Female Opera Composers: The Invisible Divas of the Opera World

met opera
art by Anne Chen

In its 2016-17 season, the Metropolitan Opera House will stage its first opera composed by a woman since 1903. This is perhaps the most surprising and enticing of the atypical choices made for the Met’s upcoming season.

Although there have been quite a few female producers, directors, and conductors involved in Met productions over the years, female composers have been woefully underrepresented by the esteemed opera house. Broadway director Susan Stroman made her Met directorial debut this past year, but the compositions of women have been completely absent from the program.

The musical theater and opera worlds are somewhat intertwined, and many opera executives have lately placed emphasis on bringing more theatrical elements to opera productions. However, on Broadway, there have been plenty of efforts made to include important storylines about women and minorities, while these narratives remain nearly unheard in the Metropolitan Opera House. Female playwrights, although a minority, are still a significant presence on Broadway, so why can’t the same be said for the New York City opera scene?

Opera has a reputation of attracting a socially conservative audience, lagging behind other art forms in terms of social progression.
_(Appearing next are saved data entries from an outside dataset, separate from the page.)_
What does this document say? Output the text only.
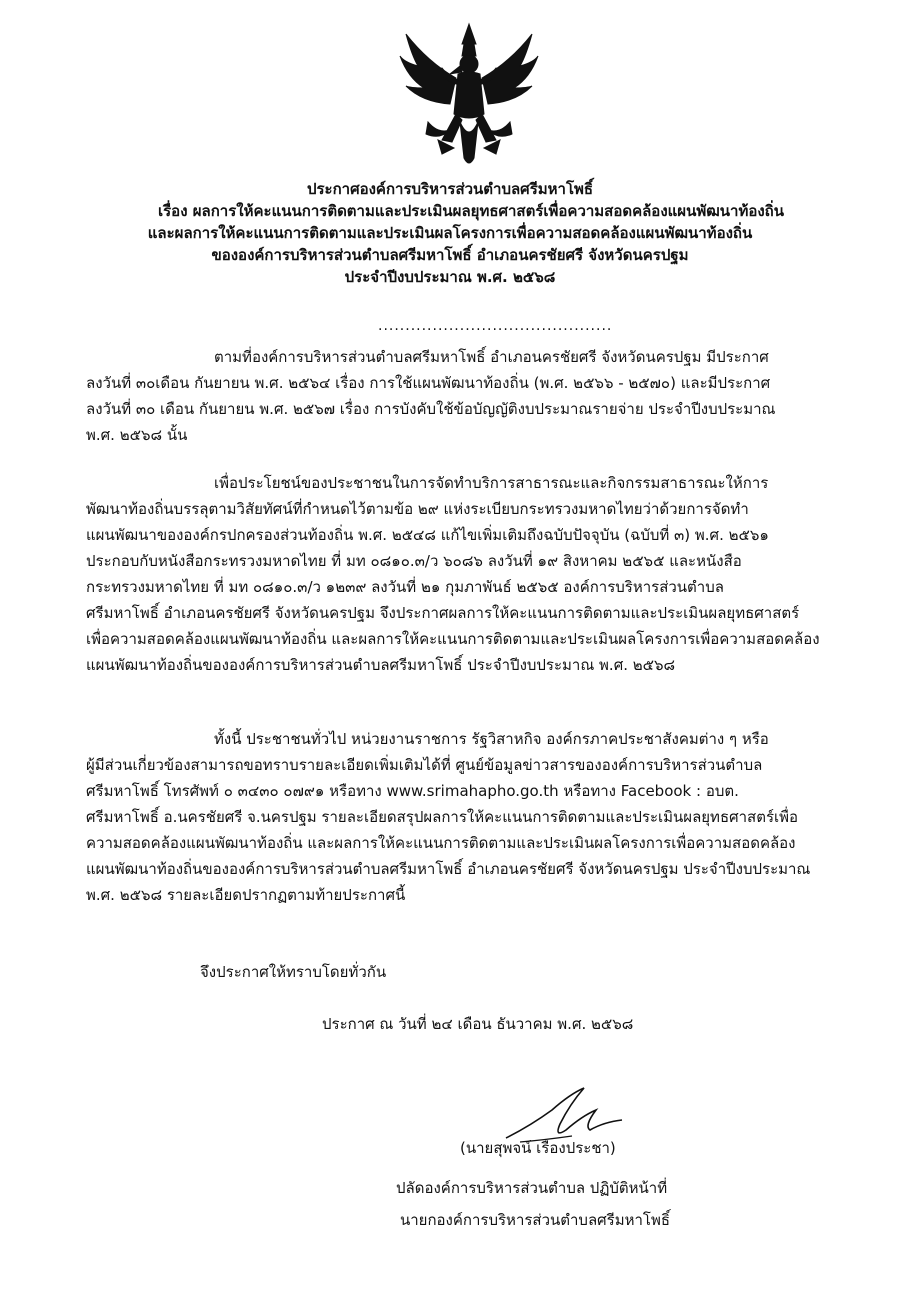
ประกาศองค์การบริหารส่วนตำบลศรีมหาโพธิ์
เรื่อง ผลการให้คะแนนการติดตามและประเมินผลยุทธศาสตร์เพื่อความสอดคล้องแผนพัฒนาท้องถิ่น
และผลการให้คะแนนการติดตามและประเมินผลโครงการเพื่อความสอดคล้องแผนพัฒนาท้องถิ่น
ขององค์การบริหารส่วนตำบลศรีมหาโพธิ์ อำเภอนครชัยศรี จังหวัดนครปฐม
ประจำปีงบประมาณ พ.ศ. ๒๕๖๘
...........................................
ตามที่องค์การบริหารส่วนตำบลศรีมหาโพธิ์ อำเภอนครชัยศรี จังหวัดนครปฐม มีประกาศ
ลงวันที่ ๓๐เดือน กันยายน พ.ศ. ๒๕๖๔ เรื่อง การใช้แผนพัฒนาท้องถิ่น (พ.ศ. ๒๕๖๖ - ๒๕๗๐) และมีประกาศ
ลงวันที่ ๓๐ เดือน กันยายน พ.ศ. ๒๕๖๗ เรื่อง การบังคับใช้ข้อบัญญัติงบประมาณรายจ่าย ประจำปีงบประมาณ
พ.ศ. ๒๕๖๘ นั้น
เพื่อประโยชน์ของประชาชนในการจัดทำบริการสาธารณะและกิจกรรมสาธารณะให้การ
พัฒนาท้องถิ่นบรรลุตามวิสัยทัศน์ที่กำหนดไว้ตามข้อ ๒๙ แห่งระเบียบกระทรวงมหาดไทยว่าด้วยการจัดทำ
แผนพัฒนาขององค์กรปกครองส่วนท้องถิ่น พ.ศ. ๒๕๔๘ แก้ไขเพิ่มเติมถึงฉบับปัจจุบัน (ฉบับที่ ๓) พ.ศ. ๒๕๖๑
ประกอบกับหนังสือกระทรวงมหาดไทย ที่ มท ๐๘๑๐.๓/ว ๖๐๘๖ ลงวันที่ ๑๙ สิงหาคม ๒๕๖๕ และหนังสือ
กระทรวงมหาดไทย ที่ มท ๐๘๑๐.๓/ว ๑๒๓๙ ลงวันที่ ๒๑ กุมภาพันธ์ ๒๕๖๕ องค์การบริหารส่วนตำบล
ศรีมหาโพธิ์ อำเภอนครชัยศรี จังหวัดนครปฐม จึงประกาศผลการให้คะแนนการติดตามและประเมินผลยุทธศาสตร์
เพื่อความสอดคล้องแผนพัฒนาท้องถิ่น และผลการให้คะแนนการติดตามและประเมินผลโครงการเพื่อความสอดคล้อง
แผนพัฒนาท้องถิ่นขององค์การบริหารส่วนตำบลศรีมหาโพธิ์ ประจำปีงบประมาณ พ.ศ. ๒๕๖๘
ทั้งนี้ ประชาชนทั่วไป หน่วยงานราชการ รัฐวิสาหกิจ องค์กรภาคประชาสังคมต่าง ๆ หรือ
ผู้มีส่วนเกี่ยวข้องสามารถขอทราบรายละเอียดเพิ่มเติมได้ที่ ศูนย์ข้อมูลข่าวสารขององค์การบริหารส่วนตำบล
ศรีมหาโพธิ์ โทรศัพท์ ๐ ๓๔๓๐ ๐๗๙๑ หรือทาง www.srimahapho.go.th หรือทาง Facebook : อบต.
ศรีมหาโพธิ์ อ.นครชัยศรี จ.นครปฐม รายละเอียดสรุปผลการให้คะแนนการติดตามและประเมินผลยุทธศาสตร์เพื่อ
ความสอดคล้องแผนพัฒนาท้องถิ่น และผลการให้คะแนนการติดตามและประเมินผลโครงการเพื่อความสอดคล้อง
แผนพัฒนาท้องถิ่นขององค์การบริหารส่วนตำบลศรีมหาโพธิ์ อำเภอนครชัยศรี จังหวัดนครปฐม ประจำปีงบประมาณ
พ.ศ. ๒๕๖๘ รายละเอียดปรากฏตามท้ายประกาศนี้
จึงประกาศให้ทราบโดยทั่วกัน
ประกาศ ณ วันที่ ๒๔ เดือน ธันวาคม พ.ศ. ๒๕๖๘
(นายสุพจน์ เรืองประชา)
ปลัดองค์การบริหารส่วนตำบล ปฏิบัติหน้าที่
นายกองค์การบริหารส่วนตำบลศรีมหาโพธิ์
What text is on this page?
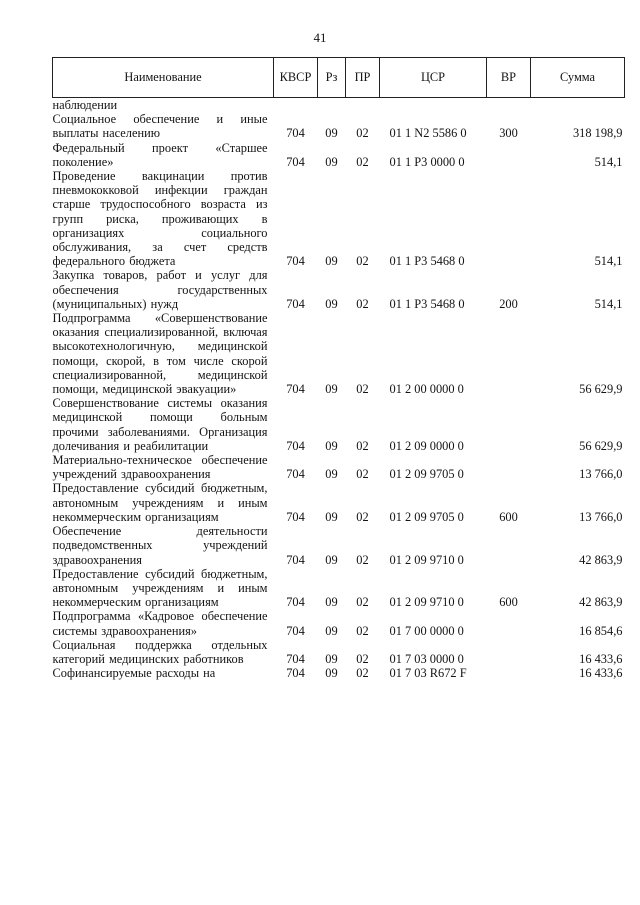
41
Наименование	КВСР	Рз	ПР	ЦСР	ВР	Сумма
наблюдении						
Социальное обеспечение и иные выплаты населению	704	09	02	01 1 N2 5586 0	300	318 198,9
Федеральный проект «Старшее поколение»	704	09	02	01 1 P3 0000 0		514,1
Проведение вакцинации против пневмококковой инфекции граждан старше трудоспособного возраста из групп риска, проживающих в организациях социального обслуживания, за счет средств федерального бюджета	704	09	02	01 1 P3 5468 0		514,1
Закупка товаров, работ и услуг для обеспечения государственных (муниципальных) нужд	704	09	02	01 1 P3 5468 0	200	514,1
Подпрограмма «Совершенствование оказания специализированной, включая высокотехнологичную, медицинской помощи, скорой, в том числе скорой специализированной, медицинской помощи, медицинской эвакуации»	704	09	02	01 2 00 0000 0		56 629,9
Совершенствование системы оказания медицинской помощи больным прочими заболеваниями. Организация долечивания и реабилитации	704	09	02	01 2 09 0000 0		56 629,9
Материально-техническое обеспечение учреждений здравоохранения	704	09	02	01 2 09 9705 0		13 766,0
Предоставление субсидий бюджетным, автономным учреждениям и иным некоммерческим организациям	704	09	02	01 2 09 9705 0	600	13 766,0
Обеспечение деятельности подведомственных учреждений здравоохранения	704	09	02	01 2 09 9710 0		42 863,9
Предоставление субсидий бюджетным, автономным учреждениям и иным некоммерческим организациям	704	09	02	01 2 09 9710 0	600	42 863,9
Подпрограмма «Кадровое обеспечение системы здравоохранения»	704	09	02	01 7 00 0000 0		16 854,6
Социальная поддержка отдельных категорий медицинских работников	704	09	02	01 7 03 0000 0		16 433,6
Софинансируемые расходы на	704	09	02	01 7 03 R672 F		16 433,6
However, there is no established rule that complicated music telling a story through unamplified singing and extravagant sets and costumes can only appeal to such audiences.
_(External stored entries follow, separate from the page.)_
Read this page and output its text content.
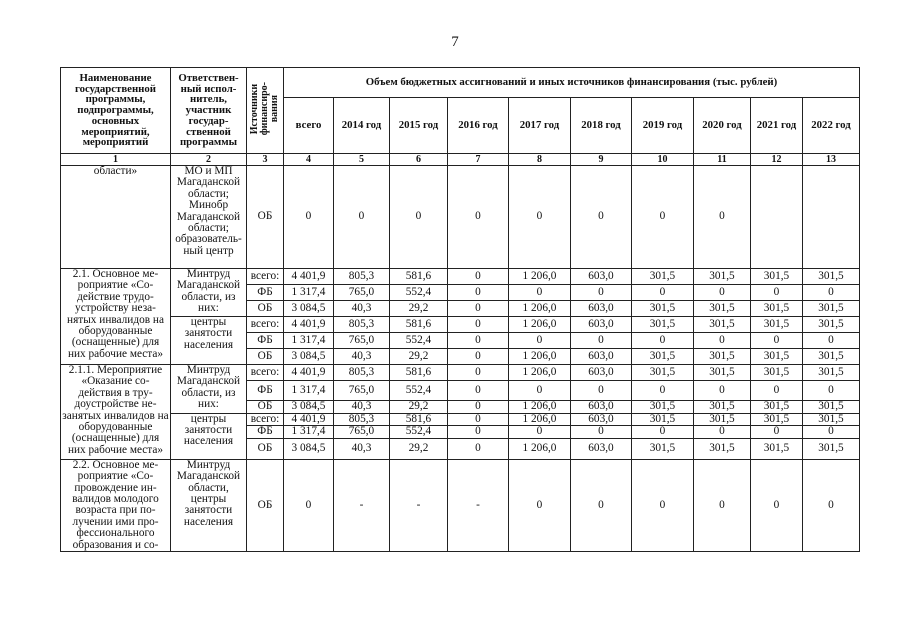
7
Наименование государственной программы, подпрограммы, основных мероприятий, мероприятий	Ответствен-ный испол-нитель, участник государ-ственной программы	Источники
финансиро-
вания	Объем бюджетных ассигнований и иных источников финансирования (тыс. рублей)									
			всего	2014 год	2015 год	2016 год	2017 год	2018 год	2019 год	2020 год	2021 год	2022 год
1	2	3	4	5	6	7	8	9	10	11	12	13
области»	МО и МП Магаданской области; Минобр Магаданской области; образователь-ный центр	ОБ	0	0	0	0	0	0	0	0		
2.1. Основное ме-роприятие «Со-действие трудо-устройству неза-нятых инвалидов на оборудованные (оснащенные) для них рабочие места»	Минтруд Магаданской области, из них:	всего:	4 401,9	805,3	581,6	0	1 206,0	603,0	301,5	301,5	301,5	301,5
		ФБ	1 317,4	765,0	552,4	0	0	0	0	0	0	0
		ОБ	3 084,5	40,3	29,2	0	1 206,0	603,0	301,5	301,5	301,5	301,5
	центры занятости населения	всего:	4 401,9	805,3	581,6	0	1 206,0	603,0	301,5	301,5	301,5	301,5
		ФБ	1 317,4	765,0	552,4	0	0	0	0	0	0	0
		ОБ	3 084,5	40,3	29,2	0	1 206,0	603,0	301,5	301,5	301,5	301,5
2.1.1. Мероприятие «Оказание со-действия в тру-доустройстве не-занятых инвалидов на оборудованные (оснащенные) для них рабочие места»	Минтруд Магаданской области, из них:	всего:	4 401,9	805,3	581,6	0	1 206,0	603,0	301,5	301,5	301,5	301,5
		ФБ	1 317,4	765,0	552,4	0	0	0	0	0	0	0
		ОБ	3 084,5	40,3	29,2	0	1 206,0	603,0	301,5	301,5	301,5	301,5
	центры занятости населения	всего:	4 401,9	805,3	581,6	0	1 206,0	603,0	301,5	301,5	301,5	301,5
		ФБ	1 317,4	765,0	552,4	0	0	0	0	0	0	0
		ОБ	3 084,5	40,3	29,2	0	1 206,0	603,0	301,5	301,5	301,5	301,5
2.2. Основное ме-роприятие «Со-провождение ин-валидов молодого возраста при по-лучении ими про-фессионального образования и со-	Минтруд Магаданской области, центры занятости населения	ОБ	0	-	-	-	0	0	0	0	0	0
While the opera world may have that stigma, it can—and does, to an extent—appeal to a more diverse audience. Thankfully, the Met appears to be making changes to try to cater to a wider audience.

From the operas selected for its 2016-17 season, it is clear that the Met plans on moving in an innovative direction. This year, only 11 out of 26 operas are in Italian—seven fewer than in the 2015-16 season. Instead, there are more operas in French, German, and Czech than the year before. Most of the classic operas that the Met stages frequently are in Italian, so it is evident that there are efforts being made to stage more operas that are not staged as often at the Met.

Fortunately, the fact that an opera composed by a woman was chosen for the upcoming season is not just a coincidence.

“We’re always trying to find ways to satisfy confirmed opera lovers, as well as excite new ones,” said Metropolitan Opera general manager Peter Gelb, in an interview with The New York Times. Choosing this opera was a tactical move made to attract a younger, more socially progressive audience to the Met.

The distinction Gelb made between “confirmed opera lovers” and “new” ones is one that has been observed by many in the opera world. According to Gelb, the opera world has lately been attracting a new, younger audience, but this audience’s appreciation for the art form differs from that of opera’s older fans.

While most older fans typically enjoy sitting through various productions of the same classic, timeless masterpieces, a younger audience is immersed in newer compositions with contemporary music and storylines. Operas that have been written in recent years tend to reflect more current issues, ideas, and beliefs, which are far more progressive than they were even 25 years ago.

In the past few years, the Met has selected its operas with regard to the discrepancy in taste between younger and more old-fashioned opera fans. A female composer’s work will be performed for a large audience, and in the future, it may be a gateway of opportunity for other talented female composers to have their work performed in one of the world’s most renowned opera houses.

For a Met debut that is so significant for women in opera, French opera “L’Amour de Loin” is a splendid choice. The opera, composed by Paris-based Finnish composer Kaija Saariaho, was adapted from a love poem and follows the story of a starry-eyed young poet who writes to his lover who lives in Lebanon. After the opera was first performed at the Salzburg Festival in 2000, it got rave reviews from “The New York Times,” which described it as “haunting” and “resonant.” In 2003, it won the Grawemeyer Award for Music Composition.

Although Saariaho is the first woman to make her Met debut composing, she is merely one of many exceptionally talented female composers throughout history. Some well-received operas written by women date back to the 17th century, like Francesca Caccini’s “La Liberazione di Ruggiero dall’isola d’Alcina.” A large number of these operas have been written in the past century by notable contemporary composers like Judith Weir, Unsuk Chin, and Thea Musgrave, to name a few.

These contemporary masterpieces are a mere few of the many that have been written and staged in the past century. In the late 20th and 21st centuries, women comprised a higher percentage of composers than ever before, and there are thus more women telling stories that are written for the opera stage.

Telling these stories in performance on one of the world’s most famous stages may accomplish Gelb’s goal of satisfying confirmed opera lovers while exciting new ones. Making room for more female-oriented narratives in opera is a noteworthy decision that will hopefully result in groundbreaking success.